IAB's ultimate goal is to eventually have all its members use the Diligence Platform. Hahn said as the IAB task force continues to build out the full questionnaire on the Diligence Platform, the first major tranche of business-specific questions will be added within the next two months.
"There's an opportunity to advance privacy through asking the right questions that are tied to law, that are tied to the actual data flows and to do that more efficiently," Hahn said. "The beauty of the SafeGuard Privacy platform is its efficiency. If everyone is on the platform, and everyone has their own secure instance within the platform, they can fill out the questionnaire once and then share it with partners as they do deals with them."
In terms of integration, the Diligence Platform is compatible with any privacy program management solution, flagging any potential legal violations and present remediation solutions. The platform is also able to be audited for compliance.
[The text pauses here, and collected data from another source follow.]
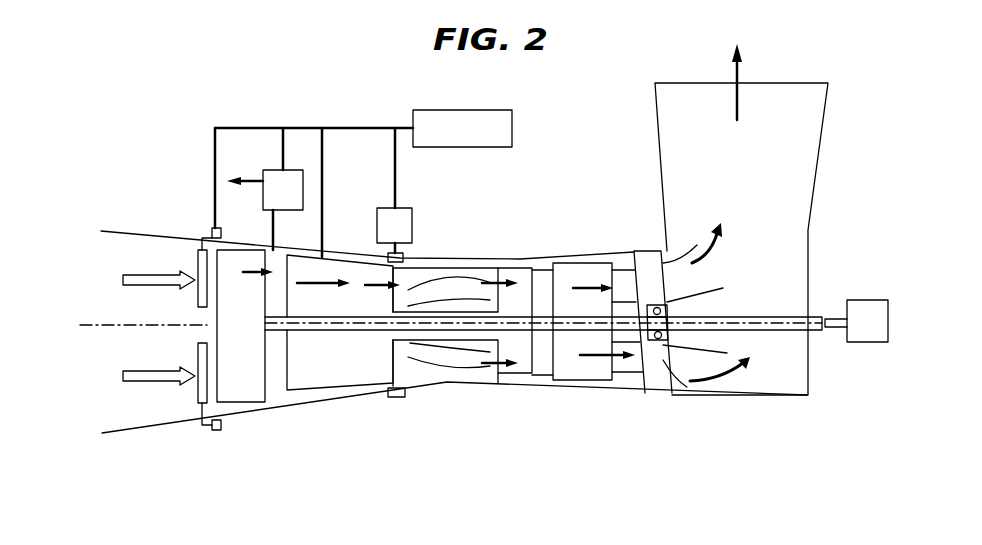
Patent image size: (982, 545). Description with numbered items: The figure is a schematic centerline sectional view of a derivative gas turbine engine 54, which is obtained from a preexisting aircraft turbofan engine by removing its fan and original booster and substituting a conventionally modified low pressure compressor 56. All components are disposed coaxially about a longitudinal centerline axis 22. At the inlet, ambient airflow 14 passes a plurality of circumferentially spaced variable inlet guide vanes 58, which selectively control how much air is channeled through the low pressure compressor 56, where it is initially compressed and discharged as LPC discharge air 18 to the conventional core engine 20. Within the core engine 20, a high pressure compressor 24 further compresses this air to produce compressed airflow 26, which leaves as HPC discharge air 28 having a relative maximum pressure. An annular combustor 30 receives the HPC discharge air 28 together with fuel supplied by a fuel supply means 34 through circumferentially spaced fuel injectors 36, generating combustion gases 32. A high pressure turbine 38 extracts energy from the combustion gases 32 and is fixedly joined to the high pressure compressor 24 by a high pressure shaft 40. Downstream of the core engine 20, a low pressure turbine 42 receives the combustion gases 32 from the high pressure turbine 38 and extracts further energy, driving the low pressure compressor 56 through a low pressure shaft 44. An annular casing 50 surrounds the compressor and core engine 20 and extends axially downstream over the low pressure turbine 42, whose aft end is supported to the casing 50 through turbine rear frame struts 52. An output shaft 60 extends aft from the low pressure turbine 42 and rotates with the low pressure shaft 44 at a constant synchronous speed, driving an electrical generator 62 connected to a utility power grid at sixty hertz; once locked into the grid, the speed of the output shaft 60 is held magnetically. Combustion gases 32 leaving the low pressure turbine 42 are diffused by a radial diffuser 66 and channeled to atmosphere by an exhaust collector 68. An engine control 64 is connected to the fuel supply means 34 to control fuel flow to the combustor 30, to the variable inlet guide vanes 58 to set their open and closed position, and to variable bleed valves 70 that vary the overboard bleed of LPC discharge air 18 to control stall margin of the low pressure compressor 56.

The ambient airflow 14 is at (152, 273).
The LPC discharge air 18 is at (253, 270).
The core engine 20 is at (533, 443).
The longitudinal centerline axis 22 is at (105, 327).
The high pressure compressor 24 is at (346, 366).
The compressed airflow 26 is at (308, 281).
The HPC discharge air 28 is at (368, 276).
The annular combustor 30 is at (455, 265).
The combustion gases 32 is at (490, 283).
The fuel supply means 34 is at (405, 236).
The fuel injectors 36 is at (412, 270).
The high pressure turbine 38 is at (518, 268).
The high pressure shaft 40 is at (489, 367).
The low pressure turbine 42 is at (562, 255).
The low pressure shaft 44 is at (287, 333).
The annular casing 50 is at (142, 230).
The turbine rear frame struts 52 is at (668, 257).
The derivative gas turbine engine 54 is at (601, 240).
The low pressure compressor 56 is at (249, 297).
The variable inlet guide vanes 58 is at (195, 303).
The output shaft 60 is at (818, 316).
The electrical generator 62 is at (878, 333).
The engine control 64 is at (512, 128).
The radial diffuser 66 is at (693, 352).
The exhaust collector 68 is at (810, 83).
The variable bleed valves 70 is at (294, 202).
"We're agnostic to any tool our customers use," Glassberg said. "(The platform) is all permission based. Customers can go through it with its review capabilities, so that their external counsel or their internal counsel can review everything and approve every answer."
Davis+Gilbert Partner Gary Kibel, CIPP/US, said while due diligence requirements are not yet mandated under most privacy laws, they are still "very strongly suggested" under a state privacy law, such as the CCPA. He said whether or not such diligence ever becomes a legal requirement under a given privacy law, being able to demonstrate that it was conducted to the best spirit of law is a wise business practice.
"It'll be great to get to a place where there is one system for compliance and the diligence questions are appropriate for the type of business you are," said Kibel, whose firm is a SafeGuard Privacy customer. "What SafeGuard Privacy does right now is that their assessments test you against the black letter of the law, and that is the foundation that the adtech-specific questions are built on."